Ever since the national real estate market started to tank, we've been watching Manhattan. That's partly because we used to live there, partly because we have good friends and family there and partly because New York housing—the high end at least—seemed impervious to the meltdown. That last point would appear to make Manhattan a bellwether of sorts for Marin.
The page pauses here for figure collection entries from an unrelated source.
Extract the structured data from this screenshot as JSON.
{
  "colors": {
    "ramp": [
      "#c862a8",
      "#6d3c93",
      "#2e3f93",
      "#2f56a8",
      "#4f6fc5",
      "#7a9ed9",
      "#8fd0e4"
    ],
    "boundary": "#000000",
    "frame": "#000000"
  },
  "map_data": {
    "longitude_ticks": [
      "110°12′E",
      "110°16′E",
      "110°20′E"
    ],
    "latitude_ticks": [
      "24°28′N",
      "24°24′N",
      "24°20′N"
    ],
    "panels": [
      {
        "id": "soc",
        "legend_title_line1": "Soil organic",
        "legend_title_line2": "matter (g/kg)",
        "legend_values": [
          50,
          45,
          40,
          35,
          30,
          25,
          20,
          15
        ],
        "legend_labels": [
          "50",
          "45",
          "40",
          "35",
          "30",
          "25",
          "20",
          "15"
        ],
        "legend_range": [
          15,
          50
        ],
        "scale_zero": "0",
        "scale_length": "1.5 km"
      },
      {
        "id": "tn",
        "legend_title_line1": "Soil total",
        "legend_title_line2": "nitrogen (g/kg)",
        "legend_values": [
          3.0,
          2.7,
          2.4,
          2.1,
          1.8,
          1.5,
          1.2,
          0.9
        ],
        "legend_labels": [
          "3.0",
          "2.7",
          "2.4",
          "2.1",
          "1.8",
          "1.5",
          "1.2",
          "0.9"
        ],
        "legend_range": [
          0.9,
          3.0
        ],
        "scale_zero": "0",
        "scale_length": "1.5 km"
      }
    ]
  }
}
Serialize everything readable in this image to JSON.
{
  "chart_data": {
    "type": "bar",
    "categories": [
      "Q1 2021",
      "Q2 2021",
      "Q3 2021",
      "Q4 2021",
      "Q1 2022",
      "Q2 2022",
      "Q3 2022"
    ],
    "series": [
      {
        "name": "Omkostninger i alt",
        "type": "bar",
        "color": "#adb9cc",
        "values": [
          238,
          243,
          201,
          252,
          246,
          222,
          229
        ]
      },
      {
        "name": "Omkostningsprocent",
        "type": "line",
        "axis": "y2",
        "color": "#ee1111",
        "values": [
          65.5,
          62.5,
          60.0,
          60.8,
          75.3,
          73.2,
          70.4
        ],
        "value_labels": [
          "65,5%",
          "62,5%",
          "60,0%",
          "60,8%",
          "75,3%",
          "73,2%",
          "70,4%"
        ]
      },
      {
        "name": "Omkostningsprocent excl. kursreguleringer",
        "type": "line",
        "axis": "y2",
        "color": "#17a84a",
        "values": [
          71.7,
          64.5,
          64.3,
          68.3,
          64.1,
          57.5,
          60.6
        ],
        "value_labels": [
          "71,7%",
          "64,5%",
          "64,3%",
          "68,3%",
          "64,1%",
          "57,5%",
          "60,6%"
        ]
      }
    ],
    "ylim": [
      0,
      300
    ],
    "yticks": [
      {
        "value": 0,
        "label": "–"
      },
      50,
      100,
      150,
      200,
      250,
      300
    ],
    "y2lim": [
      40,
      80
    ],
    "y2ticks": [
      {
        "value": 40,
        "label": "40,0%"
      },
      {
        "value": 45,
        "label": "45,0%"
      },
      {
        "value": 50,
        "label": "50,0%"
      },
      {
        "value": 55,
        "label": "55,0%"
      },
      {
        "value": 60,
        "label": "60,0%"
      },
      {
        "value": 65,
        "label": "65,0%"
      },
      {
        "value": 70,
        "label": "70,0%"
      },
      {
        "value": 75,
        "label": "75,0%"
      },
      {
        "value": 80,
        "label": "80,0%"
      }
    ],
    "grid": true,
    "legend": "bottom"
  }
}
A Bloomberg story today suggests though that even Manhattan is beginning to feel the real-estate crash. Apartment sales are falling, inventory is climbing quickly, and agents are starting to manage the expectations of their clients—especially in the "middle-luxury" category for $3 million to $7 million apartments:
``In 2006 and 2007, they looked at the last 12 months' worth of sales and priced their apartments at 10 percent more,'' [Brown Harris Stevens broker John] Burger said. ``Today they are sitting down with the soon-to-be listing broker and saying `Do you think we can get what they got in '06?'''
[Miller Samuel President Jonathan Miller] estimates the number of deals closed in Manhattan has fallen 6.4 percent and [Gregory J. Heym, chief economist for Terra Holdings LLC] says they have dropped about 4 percent. Neil Binder, co-founder of the Bellmarc Cos., said contracts signed at his firm in January and February were down 20 percent.
Manhattan real estate at the high end, like Marin's, has tripled in value during the past decade.
However, New York's market may well be responding to trouble on Wall Street, with the most financial sector jobs being lost in seven years, Bloomberg reports. By contrast, employment in the Bay Area is brisk, and has yet to flag—especially in Techland. Indeed, our friends at tech companies complain that it's nearly impossible to find talent these days, with the job scene looking a lot like it did back during the late 1990s.
While that didn't end well, we continue to believe that history won't repeat itself in Techland.